Fighting cargo cult science

March 13, 2009

Creationism is not taught at any major university, as science.  It’s difficult to find creationism taught in any curriculum, including theology schools, because it’s not a part of the theology of most Christian sects.  And yet, creationism continues to pose hurdles to good science education in almost every state (especially Texas).

The hard work of spreading creationism is long entrenched, and continuing, though largely out of the view of most observers of cultural and scientific trends.

For example, consider this blog by a guy who teaches creationism at Bryan College.  It’s been discovered by supporters of science education — but what can anybody do about it?  P. Z. Myers at Pharyngula noted the non-scientific contents of the stuff being taught.  That’s not really enough.

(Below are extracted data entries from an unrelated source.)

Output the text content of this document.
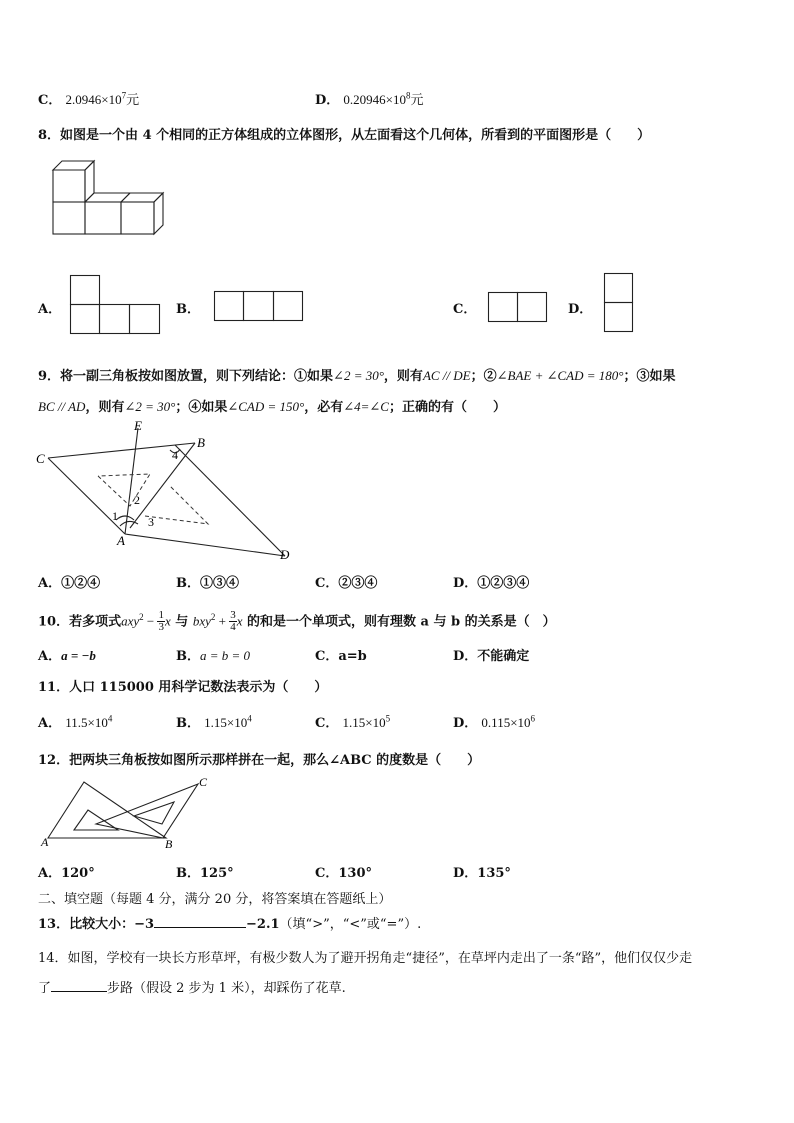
C． $2.0946\times 10^7$元	D． $0.20946\times 10^8$元
8．如图是一个由 4 个相同的正方体组成的立体图形，从左面看这个几何体，所看到的平面图形是（　　）
A．	B．	C．	D．
9．将一副三角板按如图放置，则下列结论：①如果∠2 = 30°，则有AC // DE；②∠BAE + ∠CAD = 180°；③如果
BC // AD，则有∠2 = 30°；④如果∠CAD = 150°，必有∠4=∠C；正确的有（　　）
C
E
B
A
D
1
2
3
4
A．①②④	B．①③④	C．②③④	D．①②③④
10．若多项式$axy^2 - \frac{1}{3}$ x 与 $bxy^2 + \frac{3}{4}$ x 的和是一个单项式，则有理数 a 与 b 的关系是（　）
A．a = −b	B．a = b = 0	C．a=b	D．不能确定
11．人口 115000 用科学记数法表示为（　　）
A． $11.5\times 10^4$	B． $1.15\times 10^4$	C． $1.15\times 10^5$	D． $0.115\times 10^6$
12．把两块三角板按如图所示那样拼在一起，那么∠ABC 的度数是（　　）
A	B
C
A．120°	B．125°	C．130°	D．135°
二、填空题（每题 4 分，满分 20 分，将答案填在答题纸上）
13．比较大小：−3	−2.1（填“>”，“<”或“=”）.
14．如图，学校有一块长方形草坪，有极少数人为了避开拐角走“捷径”，在草坪内走出了一条“路”，他们仅仅少走
了	步路（假设 2 步为 1 米），却踩伤了花草.
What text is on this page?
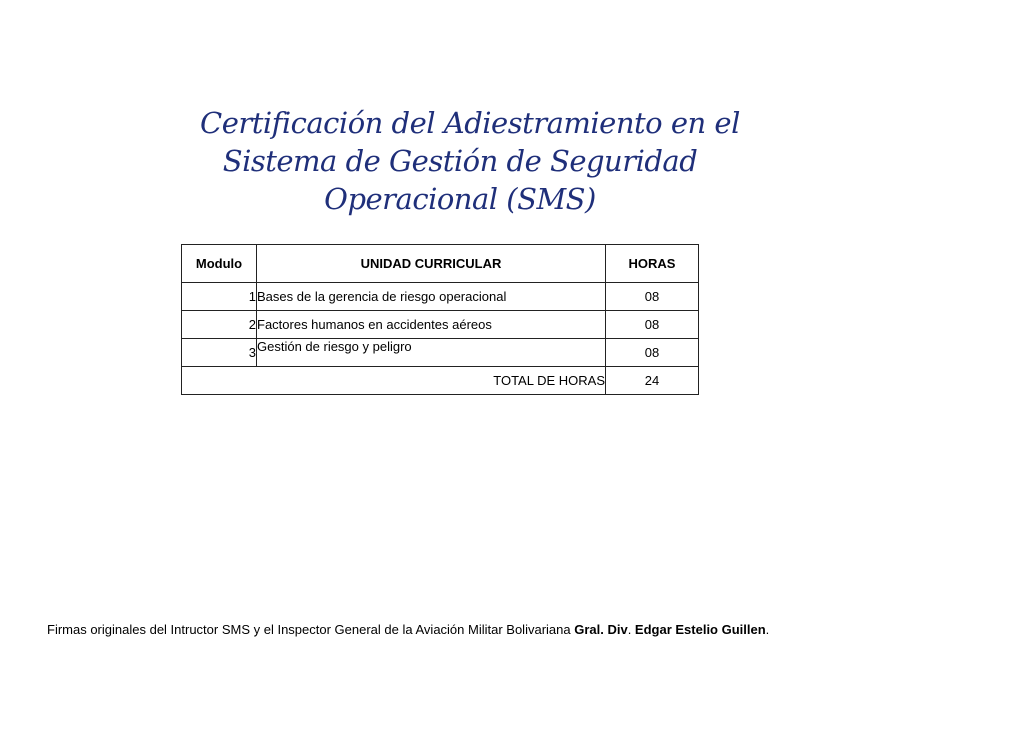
Certificación del Adiestramiento en el
Sistema de Gestión de Seguridad
Operacional (SMS)
Modulo	UNIDAD CURRICULAR	HORAS
1	Bases de la gerencia de riesgo operacional	08
2	Factores humanos en accidentes aéreos	08
3	Gestión de riesgo y peligro	08
TOTAL DE HORAS		24
Firmas originales del Intructor SMS y el Inspector General de la Aviación Militar Bolivariana Gral. Div. Edgar Estelio Guillen.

We need to more aggressively promote good science teaching in public schools.

Here’s one thing we might do, as I noted in the comments at Pharyngula.  We need to create institutions to aggressively promote good, powerful science teaching.  Here is what I wrote there, essentially.

Notice that this is Bryan College that Todd Wood preaches at, the college set up to honor William Jennings Bryan, the creationist prosecutor from the Scopes trial. This is part of the evidence that scientists and other lovers of science and good education slept too long on some of these issues (“While Science Slept” might be a good essay somewhere).

Remember Scopes lost his case, and was fined; the overturning on appeal was due to a technical error in the fine, not due to other obviously major flaws in the law (which was signed and promoted by Gov. Austin Peay, who also has a college named after him).  The law against teaching human evolution remained effective in Tennessee until after 1967, and the Supreme Court’s decision in Epperson v. Arkansas — which finally persuaded the Tennessee legislature to repeal the act.

Some people thought H. L. Mencken’s mocking judgment on the Scopes trial was final. Not creationists. While the rest of the world went on, fundamentalists developed a powerful, out-of-the-major-media network to spread and promote their ideas. Part of this network was the establishment of Bryan College, and to some degree, I think Austin Peay State University (though, as a state university with serious intentions on educating people, APSU is in the evolution camp in curricula).

Why is there no Clarence Darrow College? Why is there no John T. Scopes Institute for Teachers (say, at the University of Chicago, where Scopes went back for his advanced degree)?

Unless we get out there and fight in the trenches of education and religion and culture, evolution will continue to face silly opposition. Feynman warned us of the dangers of cargo cult science. (Honestly, though, Wood’s stuff looks like cargo cult cargo cultism, it’s so far removed from real science — doesn’t it?)

In the end it’s odd that a progressive-on-most-issues guy like Bryan would be memorialized by naming a college after him to preserve his most profound errors. It’s effective propaganda. I’d be willing to wager Bryan would have come around to evolution with the evidence stacked as it is now. His error was emotional and theological, I think. Education can prevent and correct such error.  Bryan College doesn’t do that in evolution — something else needs to be done to fight what Bryan College does.

The John T. Scopes Institute for Teachers could run in the summer months, it should have a thousand teachers of science from primary and secondary education in every session, and it should emphasize the best methods for teaching the best science we have. We really need such an agency — or agencies — now. Our children lose interest in science between fourth grade and graduation, their achievement in science plunges in comparison to other nations.

Our economy suffers as a result.

Creationists have Bryan College to help them spread their versions of cargo cult science, with that mission specifically in mind. We can fight fire with fire, but we have to fight ignorance with education. And, my friends in science education, we are behind.